Выбрать главу

Он не пренебрегал и шуточками с политическим оттенком. Помню, шла подготовка к какому-то комсомольскому съезду. Главным в этом процессе для его организаторов было написать и «затвердить наверху» основные документы – доклад, речь партийного лидера на съезде и т. д.

И коль скоро речь шла о комсомольском съезде, мобилизовывали «Комсомольскую правду».

Так и случилось, что Илье с одним нашим коллегой поручили написать обращение ЦК КПСС к съезду, а мне с напарником – поблагодарить за теплое отеческое, то бишь материнское, коль скоро речь идет о партии, напутствие.

Сидели в кабинетах на Маросейке и сочиняли. А Лен Карпинский, тогда секретарь по идеологии, обеспечивал нас чаем с сушками. Наша пара оказалась проворнее.

– Мы еще и не обратились к вам, а вы уже ответили, – констатировал без намека на улыбку Илья.
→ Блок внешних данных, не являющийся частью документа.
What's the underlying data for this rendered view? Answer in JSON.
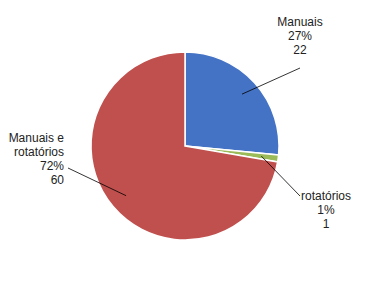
{
  "chart_data": {
    "type": "pie",
    "categories": [
      "Manuais",
      "rotatórios",
      "Manuais e\nrotatórios"
    ],
    "values": [
      22,
      1,
      60
    ],
    "percents": [
      27,
      1,
      72
    ],
    "percent_labels": [
      "27%",
      "1%",
      "72%"
    ],
    "colors": [
      "#4472C4",
      "#9BBB59",
      "#C0504D"
    ],
    "data_labels": true
  }
}
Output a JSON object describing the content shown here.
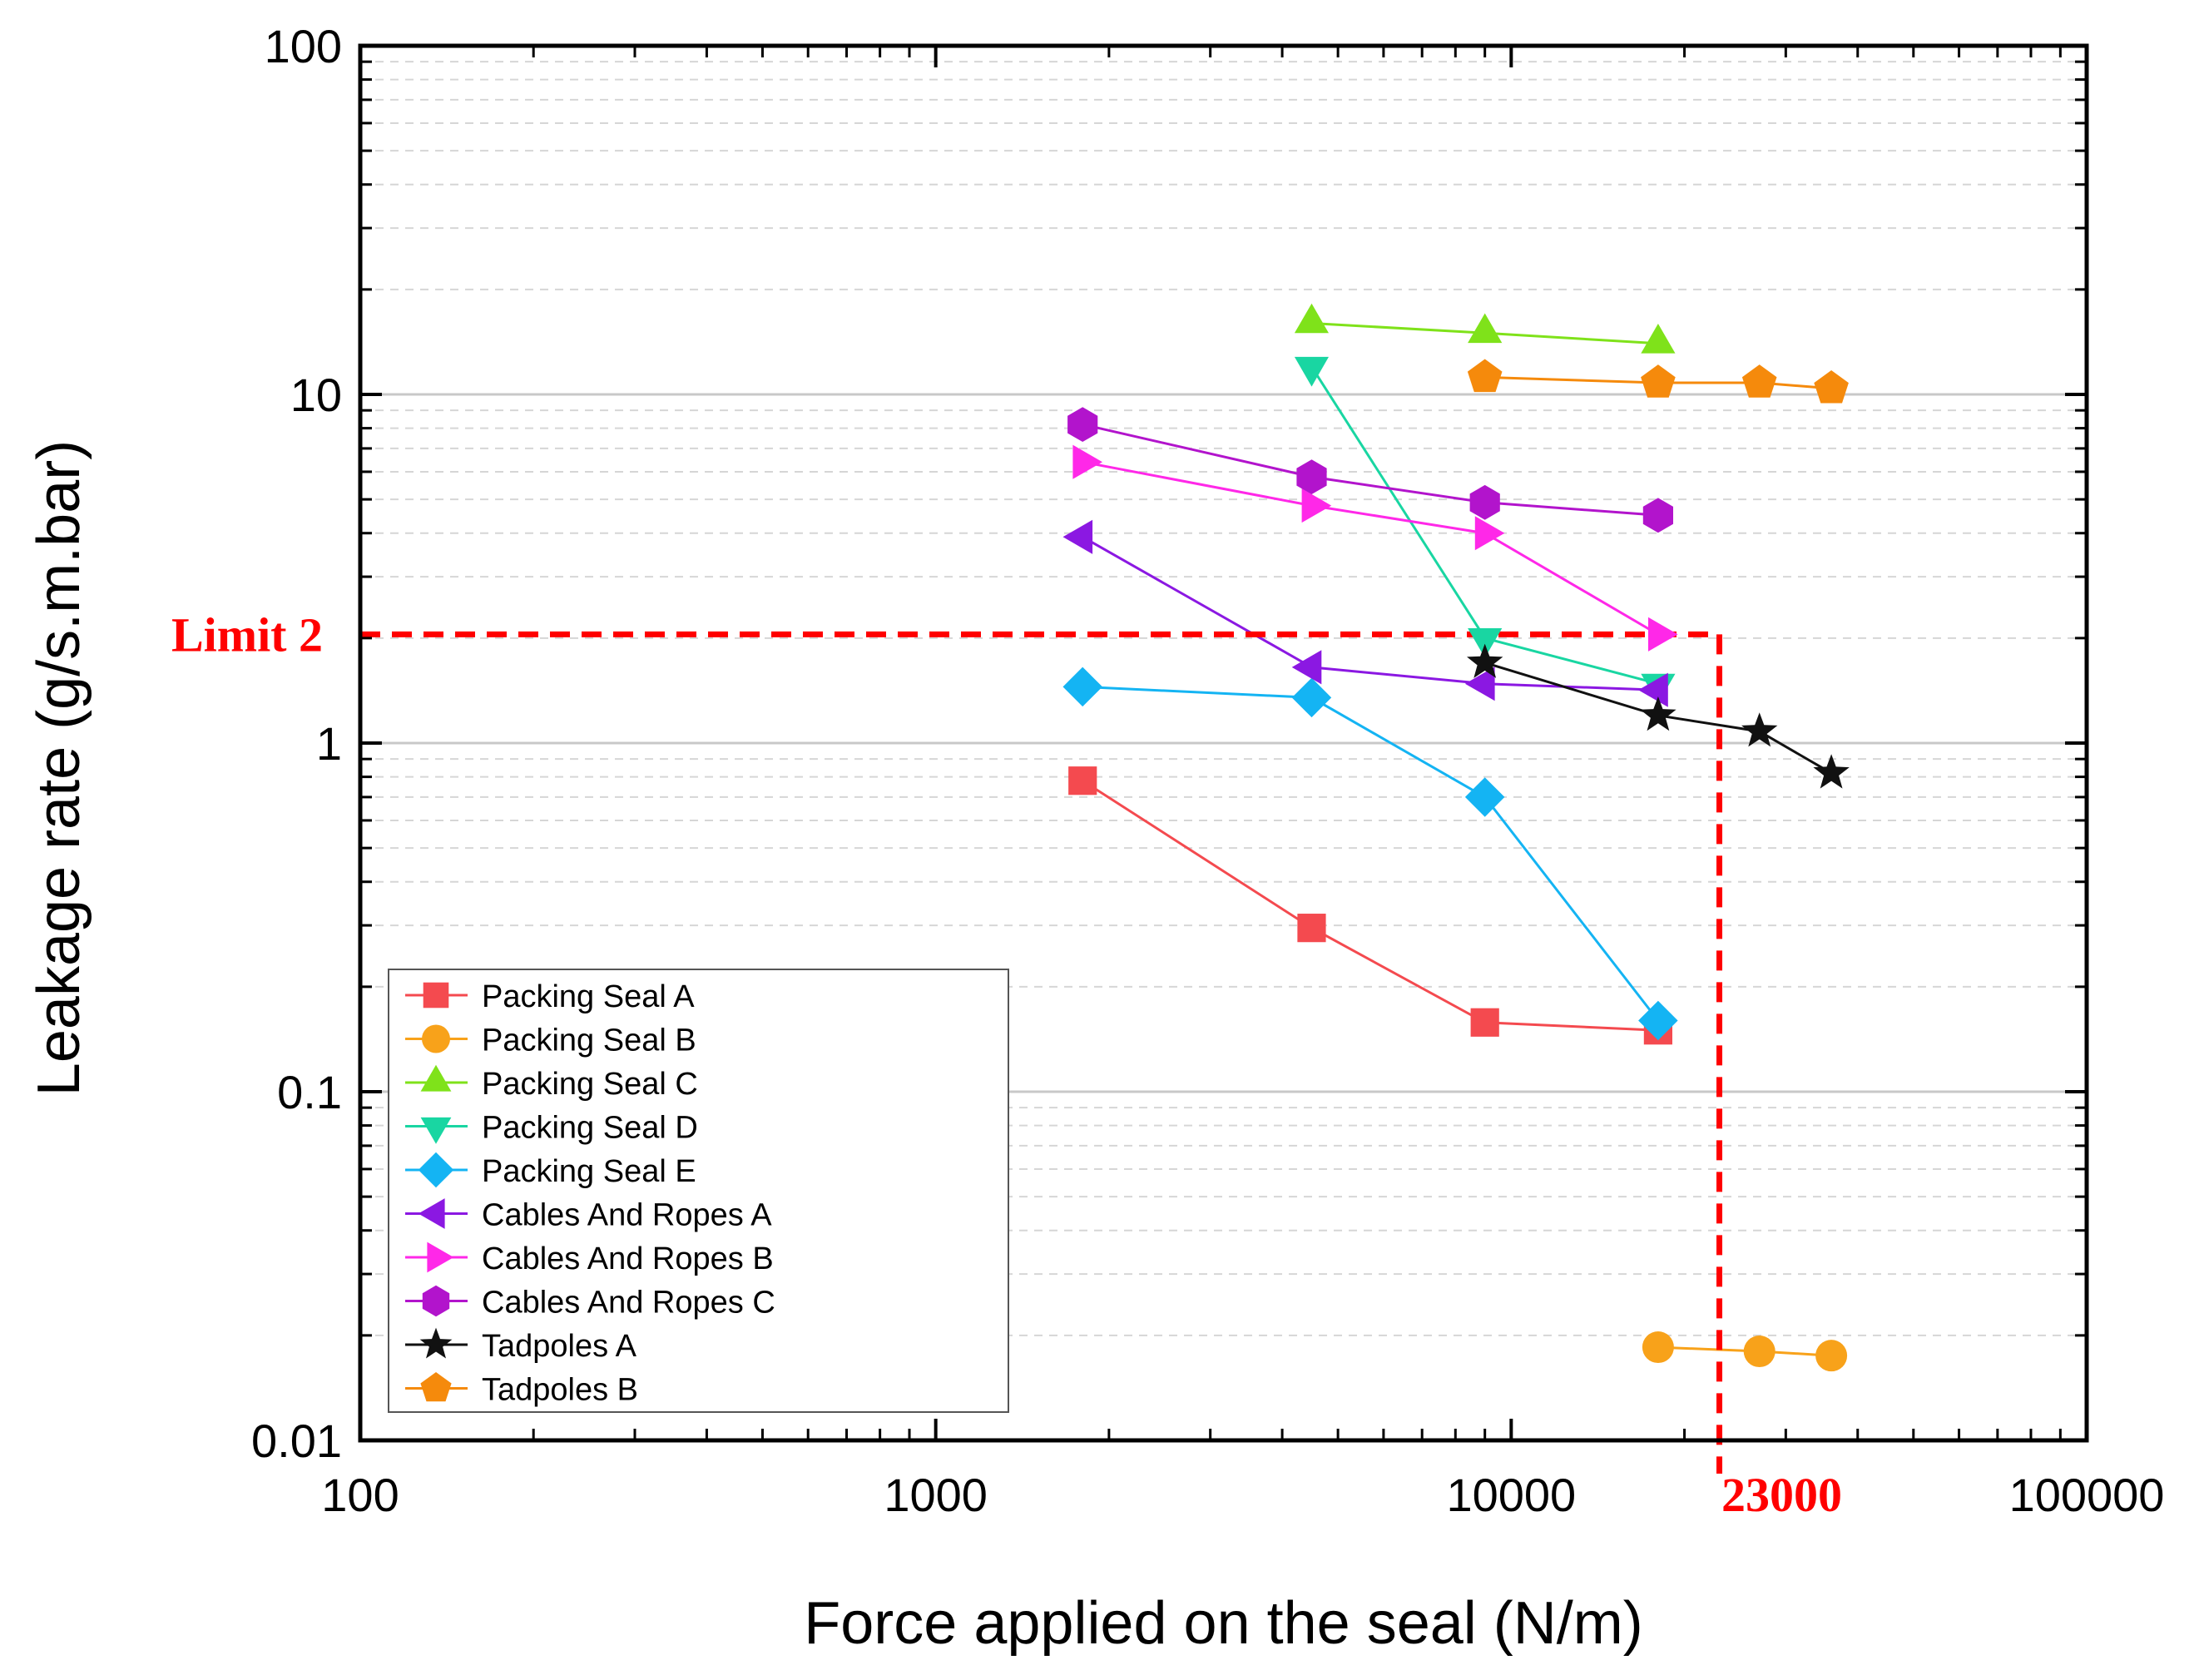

– И вообще, – продолжал он, то поднимая над рабочим столом, то укладывая на него свои крупные руки в неизменных нарукавниках, – люди будут читать – комсомол, партия, съезд, ЦК, а на самом деле это Шатуновский с Борей Панкиным переписывается.

Как и всякий журналист, пишущий на острые темы, тем более фельетонист, Илья считал своим долгом, даже честью, выбирать мишени покрупнее, что в те неславные времена, в которые он расцветал как первое перо «Комсомолки», не лишено было риска, порой весьма серьезного. Чем он, как и все мы, в свою очередь, гордился. И что его, как и всех нас, порой очень и очень подводило.

Как-то подошел ко мне Илья и предложил написать вместе фельетон о… Людмиле Гурченко.

Я вытаращил глаза. С одной стороны, после только что вышедшего фильма «Карнавальная ночь», который я готов был смотреть хоть каждый день, Гурченко была моим кумиром. С другой – я никогда еще не писал фельетонов и понятия не имел, как это делается. Была, правда, в университетские годы одна безуспешная попытка написать фельетон для «Крокодила», о которой запомнился только поход в редакцию, где два человека с унылыми минами, фамилия одного из которых была Костюков, читали и сортировали свежую почту. Одни письма они с мрачным «не смешно!» кидали в лукошко направо, другие с еще более мрачно брошенным «смешно» – в лукошко налево.

Шатуновский показал мне какие-то письма, протоколы милиции… Суть была в том, что, мол, опьяненная первым успехом молодая киноактриса стала отвечать на всякие низкопробные приглашения выступить, соглашалась в нарушение существующих законов на «левые» концерты, в результате часто оказывалась совсем в неподобающей ей компании, что, в свою очередь, чревато утратой требовательности к себе и, соответственно, таланта… Благородное назначение проектируемого опуса, стало быть, в том и состояло, чтобы предостеречь блистательно стартовавшую кинозвезду. Вот это-то соображение и сыграло роль последней капли, которая склонила чашу весов в пользу участия в этой затее. Поговорка о добрых намерениях, которые ведут в ад, была мне по молодости лет еще незнакома.

Короче говоря, мы засели с Шатуновским в его кабинете (своего отдельного у меня еще не было) и накатали фельетон «Чечетка налево». Я, правда, больше радовался «находкам» Ильи, чем искал сам.

Фельетон с ходу пошел в номер. Каждому, кто работал или работает в газете, знаком этот раздувающий ноздри охотника азарт… Заголовок, придуманный Аджубеем, относился не к Гурченко, а к ее товарищу по «диким» концертам, некоему лилипуту-чечеточнику Яше Большому.

На какое-то время и мы с Шатуновским стали «премьерами». Но ожидаемого удовлетворения мне эта слава, которую я довольно скоро стал трактовать как «геростратову», не принесла. Я переживал, что после, а то и в связи с нашим фельетоном, Гурченко долго нигде в кино не объявлялась. Радовался потом ее оглушительным успехам, когда она возродилась в своем уже ином качестве, дивился и дивлюсь ее фантастической неувядаемости, но никогда, ни сразу, ни потом, не делал попытки попросить у нее извинения.

Не трудно догадаться, что меня к этому обязывало чувство долга перед моим соавтором. Впрочем, и с ним объясниться по этому поводу в суматохе жизни, которая нас скоро чисто физически развела, не довелось.

Любая рана, если она не смертельна, в конце концов затягивается. Я постепенно перестал вспоминать об этом грехе молодости, когда обстоятельства и сам мой соавтор вдруг об этом мне напомнили. Практически сорок лет спустя. Даже у Александра Дюма, при всей его любви к расстояниям в пространстве и времени, такой дистанции в романах не было.